Since then, authorities say, he reinvented himself over and over again, becoming:

—A German student who lived with families in Connecticut.

—A 19-year-old husband who left his Wisconsin bride a day after they married.

—An aspiring actor named Christopher Chichester, who told friends in California that he was a descendant of British royalty.

Authorities say he has called himself Clark Rockefeller since about 1993 and claimed various professions, including physicist, mathematician and art dealer.

Even his wife, Sandra Boss, a Harvard Business School graduate, didn't know his true identity.

Authorities haven't said when she realized he was not who he said he was. But after she became aware of his aliases, she asked a judge to restrict his access to their daughter. As part of their 2007 divorce, he received a settlement of $800,000 and agreed to three supervised visits with the girl each year.

Boss, who is now a senior partner at the London office of the management consulting firm McKinsey & Co., is expected to be a key prosecution witness.

In jailhouse media interviews, Gerhartsreiter, 48, insisted his name is Clark Rockefeller and claimed he couldn't remember much of his childhood. He portrayed himself as a doting father who cared for his daughter full-time while the family lived in a mansion in Cornish, N.H., and a $2 million brownstone in Boston.

He told police he was distraught over losing custody.

In addition to a parental kidnapping count, Gerhartsreiter faces a charge of giving a false name to police. He also faces two assault and battery charges for allegedly pushing the social worker to the ground and then instructing a limo driver to take off as the social worker tried to climb into the car. The social worker suffered minor injuries.

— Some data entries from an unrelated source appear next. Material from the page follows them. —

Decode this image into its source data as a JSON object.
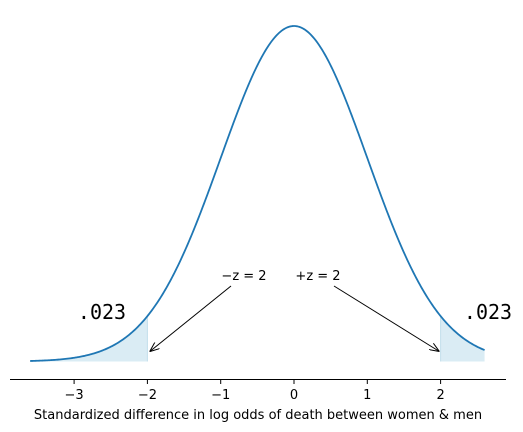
{
  "chart_data": {
    "type": "line",
    "title": "",
    "xlabel": "Standardized difference in log odds of death between women & men",
    "ylabel": "",
    "xlim": [
      -3.6,
      2.6
    ],
    "x_ticks": [
      -3,
      -2,
      -1,
      0,
      1,
      2
    ],
    "x_tick_labels": [
      "−3",
      "−2",
      "−1",
      "0",
      "1",
      "2"
    ],
    "series": [
      {
        "distribution": "standard normal pdf",
        "x_start": -3.6,
        "x_end": 2.6,
        "color": "#1f77b4"
      }
    ],
    "shaded_regions": [
      {
        "from": -3.6,
        "to": -2,
        "color": "#d4e9f2"
      },
      {
        "from": 2,
        "to": 2.6,
        "color": "#d4e9f2"
      }
    ],
    "tail_labels": [
      {
        "text": ".023",
        "side": "left"
      },
      {
        "text": ".023",
        "side": "right"
      }
    ],
    "annotations": [
      {
        "text": "−z = 2",
        "points_to_x": -2
      },
      {
        "text": "+z = 2",
        "points_to_x": 2
      }
    ],
    "grid": false,
    "spines": "bottom only"
  }
}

Prosecutors, to bolster their argument that Gerhartsreiter methodically planned the kidnapping, say two real estate agents from Baltimore are expected to testify that he first contacted their firm more than six months before the kidnapping, saying he was looking for a home for him and his daughter.

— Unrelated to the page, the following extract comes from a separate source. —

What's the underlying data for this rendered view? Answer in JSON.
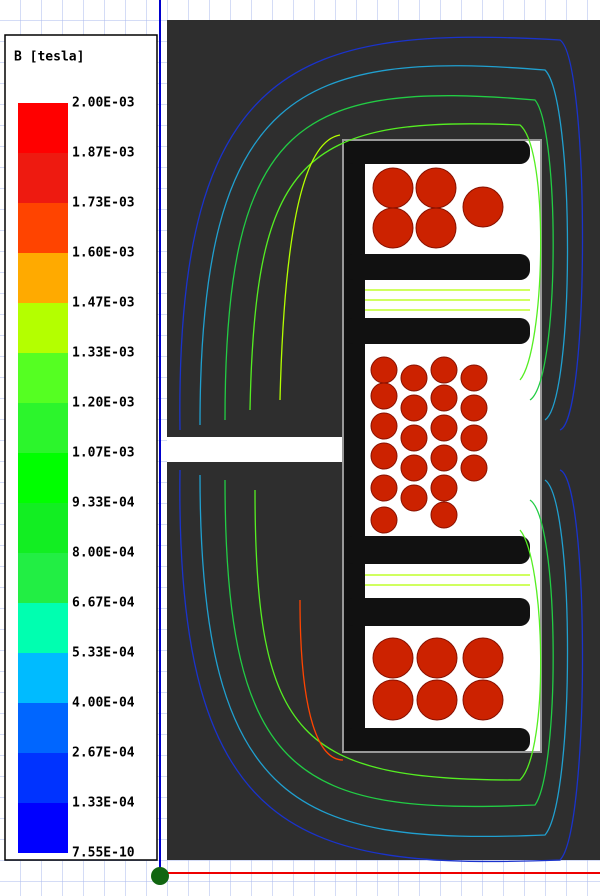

Gerhartsreiter's lawyers are hoping the jury won't hear much about his past or the various aliases he has used.

They've asked the judge to bar prosecutors from mentioning a grand jury investigation in California, where Gerhartsreiter is a "person of interest" in the disappearance and presumed slayings of Jonathan and Linda Sohus, a newlywed couple from San Marino. He has denied any role in the couple's disappearance.

Two defense experts will testify that Gerhartsreiter has "issues of identity," and symptoms of "delusion and grandiosity," according to court documents.

Boston defense attorney Joseph Balliro Sr. thinks the insanity defense might work.

"He fancies himself a Rockefeller — there's no justifiable reason for that, other than having some kind of psychosis," Balliro said. "Together with the fact that he never injured this child — there's no suggestion that he had anything but love for her — and I think he's got a reasonable opportunity."